Due to disturbed conditions, as often happens in caste dominant societies, they must have shifted their moorings from these areas for better pastures.
This community continued with their professions as priests and teachers even in their new settlements. It is said that three (pontiffs) Sankaracharyas of Sringeri Saradha Peetam between the years 1879 and 1989 ( the 33rd, 34th and 35th Pontiffs of Sarada Peetam) are from Mulakanadu community. The present seer of Sringeri is from Avdhani family of Nellore.
Saint Thyagaraja, the well known philosopher poet, who has been acknowledged as one of the great trinities of carnatic music, hails from Mulakanadu community. He lived in the Tanjore district in Tamilnadu.
Because of their scholarship in Sanskrit and Vedas and Upanishads some of them were patronized by the local Maharajas and Plegars. Some of the great Mulakanadus were granted lands by the local rulers. They leased their lands to the traditional farmers like Vokkaligas, Reddys and Naidus.
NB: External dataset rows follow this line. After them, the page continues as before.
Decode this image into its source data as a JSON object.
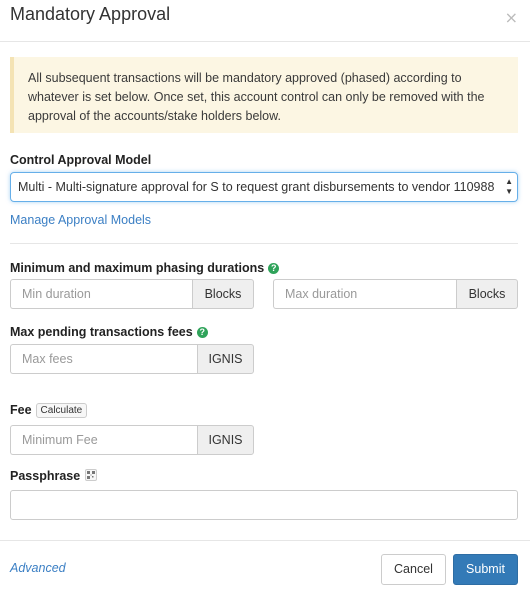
{
  "modal": {
    "title": "Mandatory Approval",
    "close_glyph": "×"
  },
  "alert": {
    "text": "All subsequent transactions will be mandatory approved (phased) according to whatever is set below. Once set, this account control can only be removed with the approval of the accounts/stake holders below."
  },
  "control_model": {
    "label": "Control Approval Model",
    "selected": "Multi - Multi-signature approval for S to request grant disbursements to vendor 110988",
    "manage_link": "Manage Approval Models"
  },
  "phasing": {
    "label": "Minimum and maximum phasing durations",
    "min_placeholder": "Min duration",
    "min_unit": "Blocks",
    "max_placeholder": "Max duration",
    "max_unit": "Blocks"
  },
  "max_fees": {
    "label": "Max pending transactions fees",
    "placeholder": "Max fees",
    "unit": "IGNIS"
  },
  "fee": {
    "label": "Fee",
    "calculate_label": "Calculate",
    "placeholder": "Minimum Fee",
    "unit": "IGNIS"
  },
  "passphrase": {
    "label": "Passphrase",
    "value": ""
  },
  "footer": {
    "advanced_label": "Advanced",
    "cancel_label": "Cancel",
    "submit_label": "Submit"
  },
  "colors": {
    "link": "#3b7fc4",
    "primary": "#337ab7",
    "alert_bg": "#fcf6e3",
    "help_icon": "#2fa35a"
  },
  "icons": [
    "close-icon",
    "help-icon",
    "select-arrows-icon",
    "qr-code-icon"
  ]
}
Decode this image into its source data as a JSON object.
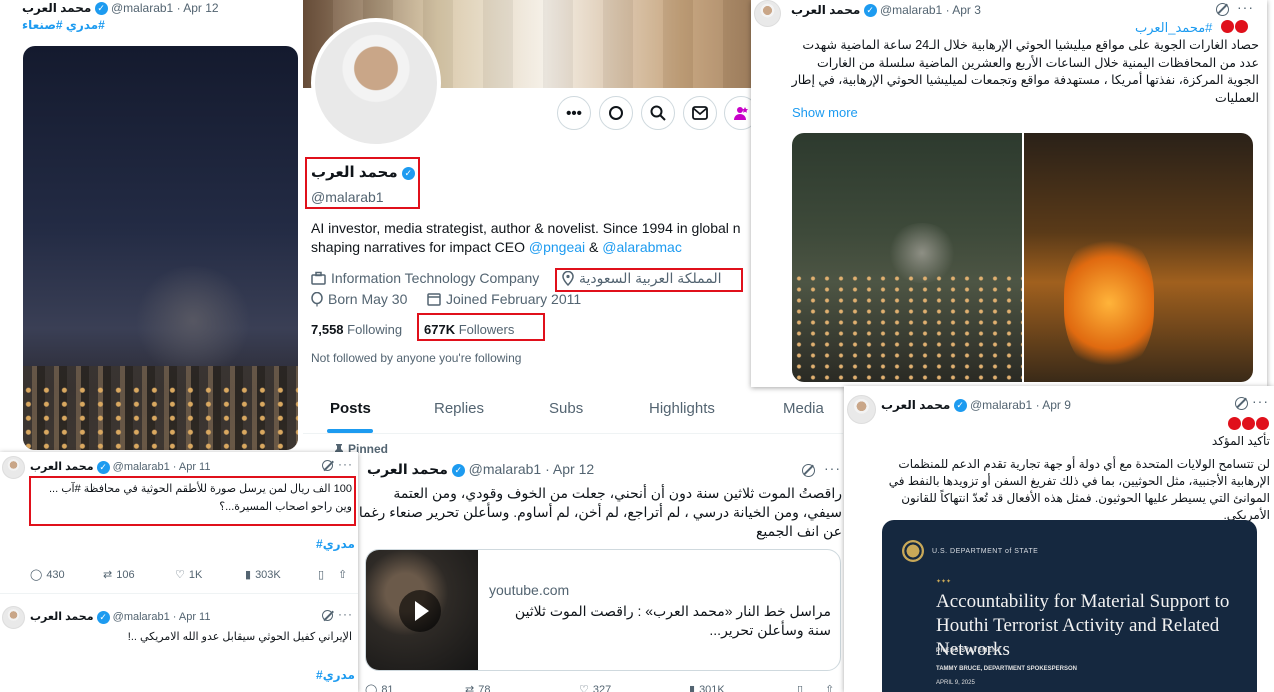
{
  "author": {
    "name": "محمد العرب",
    "handle": "@malarab1"
  },
  "left_tweet": {
    "date": "· Apr 12",
    "tags": "#مدري #صنعاء"
  },
  "profile": {
    "name": "محمد العرب",
    "handle": "@malarab1",
    "bio_line1": "AI investor, media strategist, author & novelist. Since 1994 in global n",
    "bio_line2_prefix": "shaping narratives for impact CEO ",
    "bio_mention1": "@pngeai",
    "bio_amp": " & ",
    "bio_mention2": "@alarabmac",
    "category": "Information Technology Company",
    "location": "المملكة العربية السعودية",
    "born": "Born May 30",
    "joined": "Joined February 2011",
    "following_count": "7,558",
    "following_label": "Following",
    "followers_count": "677K",
    "followers_label": "Followers",
    "not_followed": "Not followed by anyone you're following",
    "tabs": [
      "Posts",
      "Replies",
      "Subs",
      "Highlights",
      "Media"
    ],
    "pinned_label": "Pinned"
  },
  "pinned_tweet": {
    "date": "· Apr 12",
    "text": "راقصتُ الموت ثلاثين سنة دون أن أنحني، جعلت من الخوف وقودي، ومن العتمة سيفي، ومن الخيانة درسي ، لم أتراجع، لم أخن، لم أساوم. وسأعلن تحرير صنعاء رغما عن انف الجميع",
    "card_domain": "youtube.com",
    "card_title": "مراسل خط النار «محمد العرب» : راقصت الموت ثلاثين سنة وسأعلن تحرير...",
    "stats": [
      "81",
      "78",
      "327",
      "301K"
    ]
  },
  "apr11_tweet": {
    "date": "· Apr 11",
    "text": "100 الف ريال لمن يرسل صورة للأطقم الحوثية في محافظة #آب ... وين راحو اصحاب المسيرة...؟",
    "tag": "#مدري",
    "stats": [
      "430",
      "106",
      "1K",
      "303K"
    ]
  },
  "apr11_tweet2": {
    "date": "· Apr 11",
    "text": "الإيراني كفيل الحوثي سيقابل عدو الله الامريكي ..!",
    "tag": "#مدري"
  },
  "apr3_tweet": {
    "date": "· Apr 3",
    "hashtag": "#محمد_العرب",
    "text": "حصاد الغارات الجوية على مواقع ميليشيا الحوثي الإرهابية خلال الـ24 ساعة الماضية شهدت عدد من المحافظات اليمنية خلال الساعات الأربع والعشرين الماضية سلسلة من الغارات الجوية المركزة، نفذتها أمريكا ، مستهدفة مواقع وتجمعات لميليشيا الحوثي الإرهابية، في إطار العمليات",
    "show_more": "Show more"
  },
  "apr9_tweet": {
    "date": "· Apr 9",
    "text1": "تأكيد المؤكد",
    "text2": "لن تتسامح الولايات المتحدة مع أي دولة أو جهة تجارية تقدم الدعم للمنظمات الإرهابية الأجنبية، مثل الحوثيين، بما في ذلك تفريغ السفن أو تزويدها بالنفط في الموانئ التي يسيطر عليها الحوثيون. فمثل هذه الأفعال قد تُعدّ انتهاكاً للقانون الأمريكي.",
    "doc_dept": "U.S. DEPARTMENT of STATE",
    "doc_title": "Accountability for Material Support to Houthi Terrorist Activity and Related Networks",
    "doc_type": "PRESS STATEMENT",
    "doc_by": "TAMMY BRUCE, DEPARTMENT SPOKESPERSON",
    "doc_date": "APRIL 9, 2025"
  },
  "colors": {
    "accent": "#1d9bf0",
    "highlight_box": "#e0101b"
  },
  "icons": [
    "verified-badge-icon",
    "grok-icon",
    "more-icon",
    "search-icon",
    "message-icon",
    "subscribe-icon",
    "briefcase-icon",
    "location-icon",
    "balloon-icon",
    "calendar-icon",
    "reply-icon",
    "retweet-icon",
    "like-icon",
    "views-icon",
    "bookmark-icon",
    "share-icon",
    "play-icon",
    "pin-icon"
  ]
}
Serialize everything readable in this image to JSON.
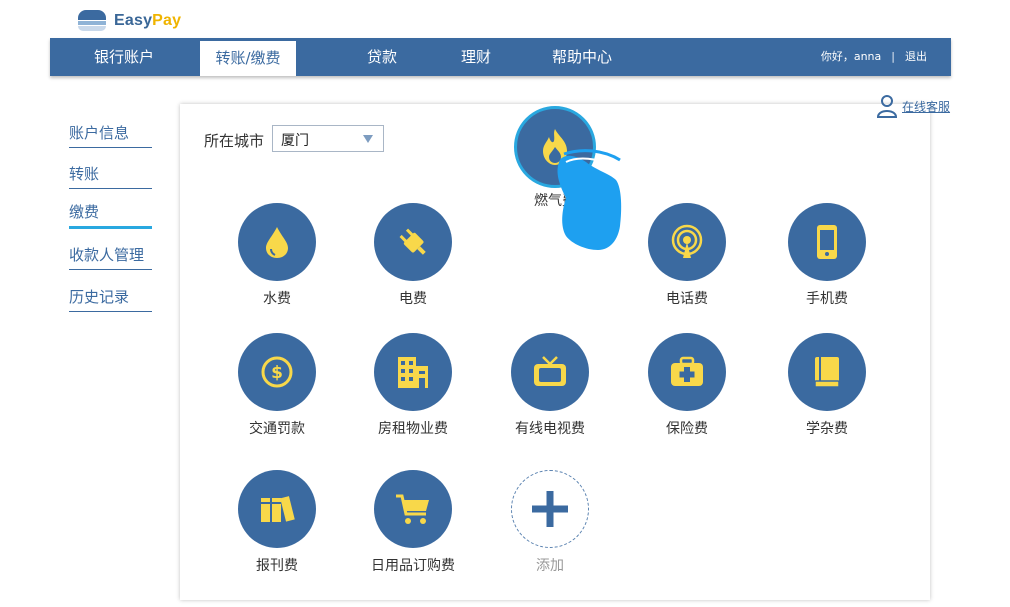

Some of the great personages of this community, apart from Sri Thyagaraja and Pontiffs of Sarada Peetam, are Sri M.Vishweswaria, Justice H.V.Nanjundiah
Today Mulakanadu community seemed to have totally changed their living habits and trades and shifted to different professions due to pulls and pressures of times. The dialect they speak is not considered very pure Telugu but have liberally borrowed words from Tamil, Kannada etc. Today they can be proud of having produced some of the greatest in the fields of Law, science and technology.
Mulakanadus contribution to carnatic music is very significant. Some of the great past are Sri Giriraja Kavi (grand father of Sri Thyagaraja), Melattur Arunachaliah, Karur Devudu Brothers, Sadhu Ganapathi Sastrulu, C.S.Krishnaswamiah, Kalidas Narayanaswamiah, K.N.Srikantiah.
The recent musicians from this community are Sri Karur Chinnaswamiah, Pratapam Natesiah, Papa Venkataramiah, Alathur Venkatesa Iyer, T.K.Jayaram Iyer, Sivasubramania Iyer, Madurai Subramanya Iyer, Manjari Narayanan, Professor Mysore V.Ramaratnam

The contribution of this "unsung" community to the society in various fields have been immense. This community can be proud of their abilities to adapt themselves quickly to the local conditions in the places where they have domiciled and also for having integrated admirably and assimilated the local culture and traditions.

We may perhaps moan the fact that we are not any more the same Brahmin Pandits of yester years with a command in Sanskrit and Vedas. Yet, Mulakanadus with their open and broad mindedness and sharp intellect have made tremendous contributions, be it in the field of Art or Science or Philosophy. May this tribe grow from strength to strength.